Devant des milliers de manifestants massés en face de l'imposant édifice, la Cour suprême des États-Unis a abordé avec beaucoup de prudence mardi la question ultra-sensible du mariage homosexuel, semblant récalcitrante à trancher immédiatement ce débat historique.

Pendant près d'une heure et demie d'une audience qui doit se poursuivre mercredi, la Cour à majorité conservatrice s'est montrée peu disposée à chambouler l'institution traditionnelle du mariage aux États-Unis, préférant attendre d'en savoir davantage sur les effets du mariage des couples de même sexe, qui n'est autorisé que dans neuf États sur cinquante.

«Le problème avec ce dossier, c'est que vous nous demandez (...) d'aller dans des eaux troubles», a ainsi déclaré le juge Anthony Kennedy, qui fait souvent la différence entre quatre juges conservateurs et quatre autres progressistes.

«Vous nous demandez de prendre une décision et d'évaluer les effets d'une institution, le mariage homosexuel, qui est plus récente que les téléphones portables ou internet», a pointé le juge Samuel Alito, également nommé par un président républicain: «Pourquoi une question de cette importance ne devrait-elle pas être laissée au peuple?»

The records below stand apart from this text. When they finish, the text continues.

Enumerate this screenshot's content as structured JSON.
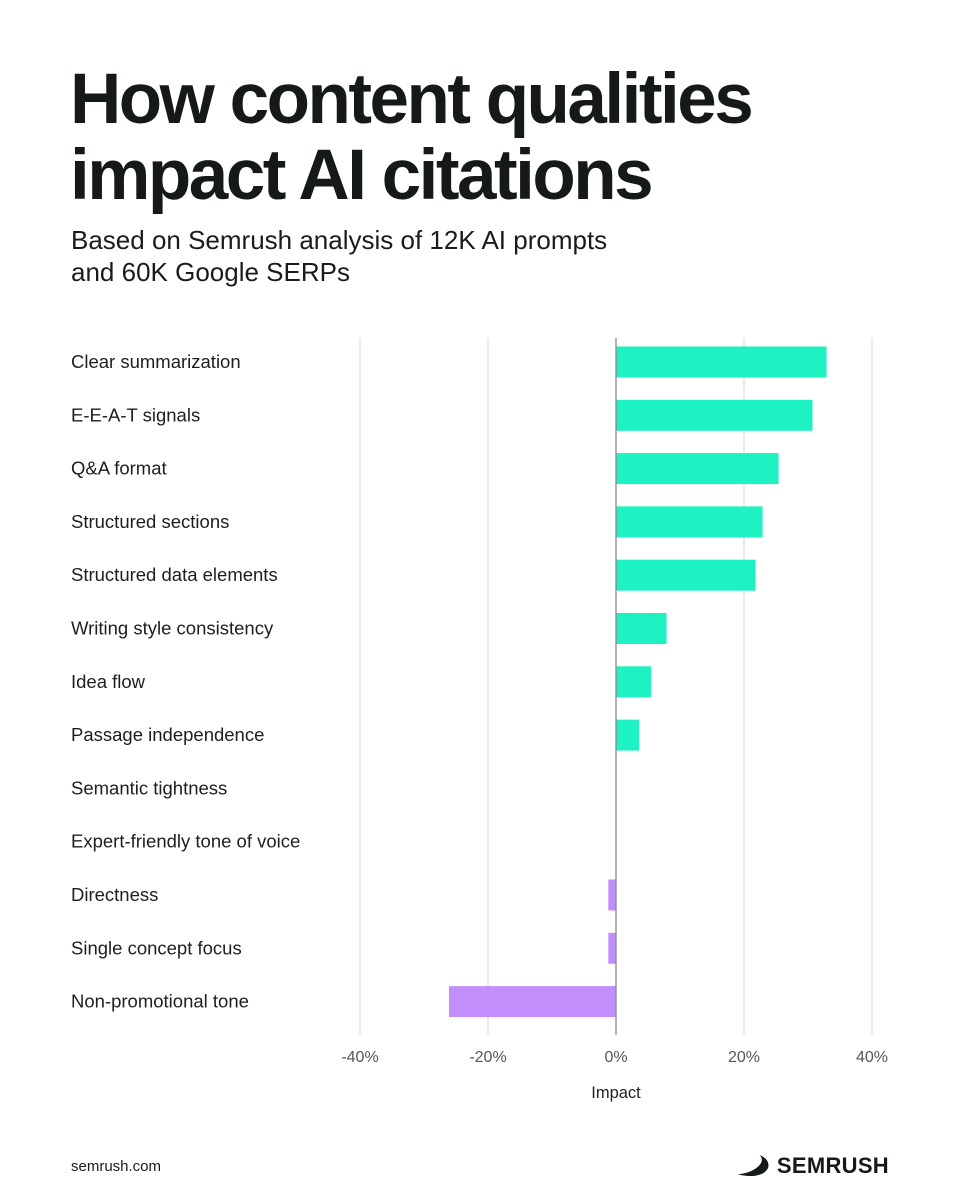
{
  "header": {
    "title_lines": [
      "How content qualities",
      "impact AI citations"
    ],
    "subtitle_lines": [
      "Based on Semrush analysis of 12K AI prompts",
      "and 60K Google SERPs"
    ]
  },
  "chart_data": {
    "type": "bar",
    "orientation": "horizontal",
    "categories": [
      "Clear summarization",
      "E-E-A-T signals",
      "Q&A format",
      "Structured sections",
      "Structured data elements",
      "Writing style consistency",
      "Idea flow",
      "Passage independence",
      "Semantic tightness",
      "Expert-friendly tone of voice",
      "Directness",
      "Single concept focus",
      "Non-promotional tone"
    ],
    "values": [
      32.9,
      30.7,
      25.4,
      22.9,
      21.8,
      7.9,
      5.5,
      3.6,
      0,
      0,
      -1.2,
      -1.2,
      -26.1
    ],
    "xlabel": "Impact",
    "xlim": [
      -40,
      40
    ],
    "xticks": [
      -40,
      -20,
      0,
      20,
      40
    ],
    "xtick_labels": [
      "-40%",
      "-20%",
      "0%",
      "20%",
      "40%"
    ],
    "grid": true,
    "colors": {
      "positive": "#1ef2c2",
      "negative": "#c18efb",
      "grid": "#dcdcdc",
      "zero_line": "#8a8a8a"
    }
  },
  "footer": {
    "url": "semrush.com",
    "brand": "SEMRUSH",
    "brand_icon": "semrush-fire-logo-icon"
  }
}
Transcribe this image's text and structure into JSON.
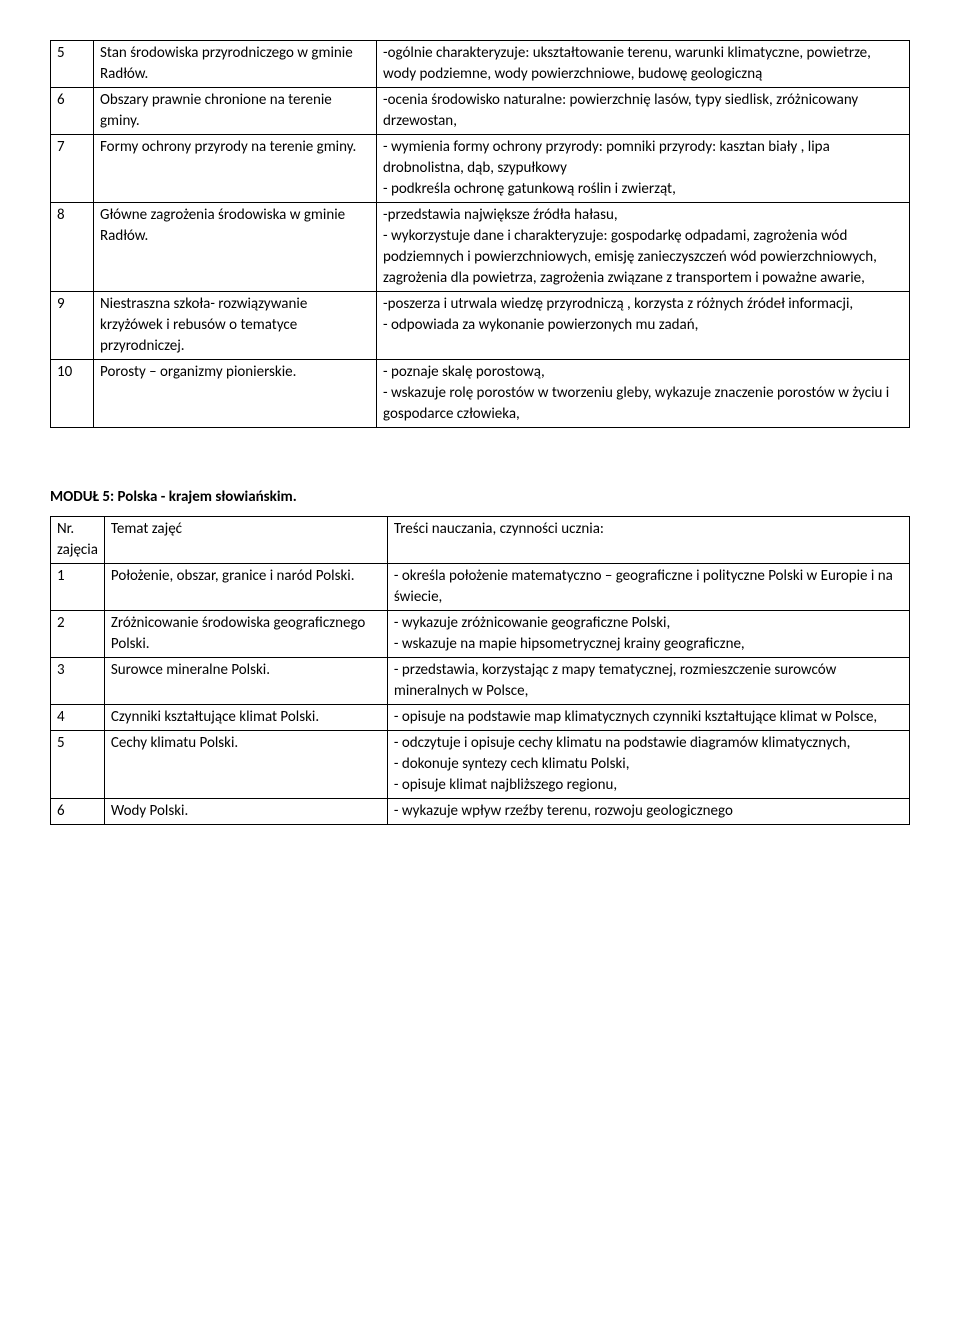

La question sur la table portait mardi sur l'interdiction du mariage gai en Californie, un dossier qui pourrait ouvrir la voie à la légalisation du mariage des couples de même sexe dans tout le pays.

Dans cet État, où le mariage homosexuel a été brièvement reconnu, les gais et les lesbiennes ne peuvent désormais plus se lier que par un pacte civil. Le mariage leur est interdit par un amendement à la constitution, la «proposition 8», validé par référendum, mais dont l'application a été suspendue par une cour d'appel dans l'attente de la décision de la Cour suprême.

Huit autres États ont voté une union civile pour les couples homosexuels, mais leur interdisent le mariage.

«Les juges ont paru troublés par la "proposition 8" (...), mais ils ont aussi semblé réticents à déclarer catégoriquement que la Constitution impose l'égalité (entre hétérosexuels et homosexuels) devant le mariage», analyse Elizabeth Wydra, avocate du Centre pour le respect de la Constitution.

«Je me demande si ce dossier est suffisant»

Dans la capitale fédérale, plusieurs milliers de partisans et d'opposants au mariage gai avaient bravé le froid tôt mardi pour se rassembler devant la Cour. Certains avaient même campé devant la plus haute instance juridique du pays malgré la neige.

Pour l'acteur et réalisateur américain Rob Reiner, détenteur du premier ticket d'entrée à la Cour, «l'égalité devant le mariage n'est plus la question, maintenant il s'agit de savoir quand» elle aura lieu.

Wendy Wagner, une mère de quatre enfants venue de Virginie (est), estime, elle, que «la famille est le socle de la société».

Un avis qu'a semblé partager le juge ultraconservateur Antonin Scalia lors de l'audience, demandant inlassablement «depuis quand il était anticonstitutionnel d'exclure les homosexuels du mariage».

Arguant d'une «discrimination sur la base de l'orientation sexuelle», l'administration Obama, par la voix de son avocat Donald Verrilli, a réclamé que le mariage gai soit légalisé: «Cela prive les parents de 37 000 enfants de la possibilité de se marier». «Chaque Américain doit pouvoir épouser la personne qu'il aime», avait tweeté lundi Barack Obama.

De leur côté, les défenseurs de la «Prop 8», par la voix de Charles Cooper, ont défendu le mariage traditionnel.

Pour éviter de trancher, la haute Cour pourrait décider que la plainte est irrecevable en raison de l'incompétence juridique des plaignants --les défenseurs de la «proposition 8» qui contestent la décision de la cour d'appel californienne. «Je me demande si ce dossier est suffisant» pour prendre une décision, s'est ainsi interrogé le juge Kennedy.

L'audience se poursuit mercredi avec l'examen de la loi fédérale de Défense du mariage, qui empêche les homosexuels légalement mariés dans neuf États d'être reconnus comme tels au niveau fédéral.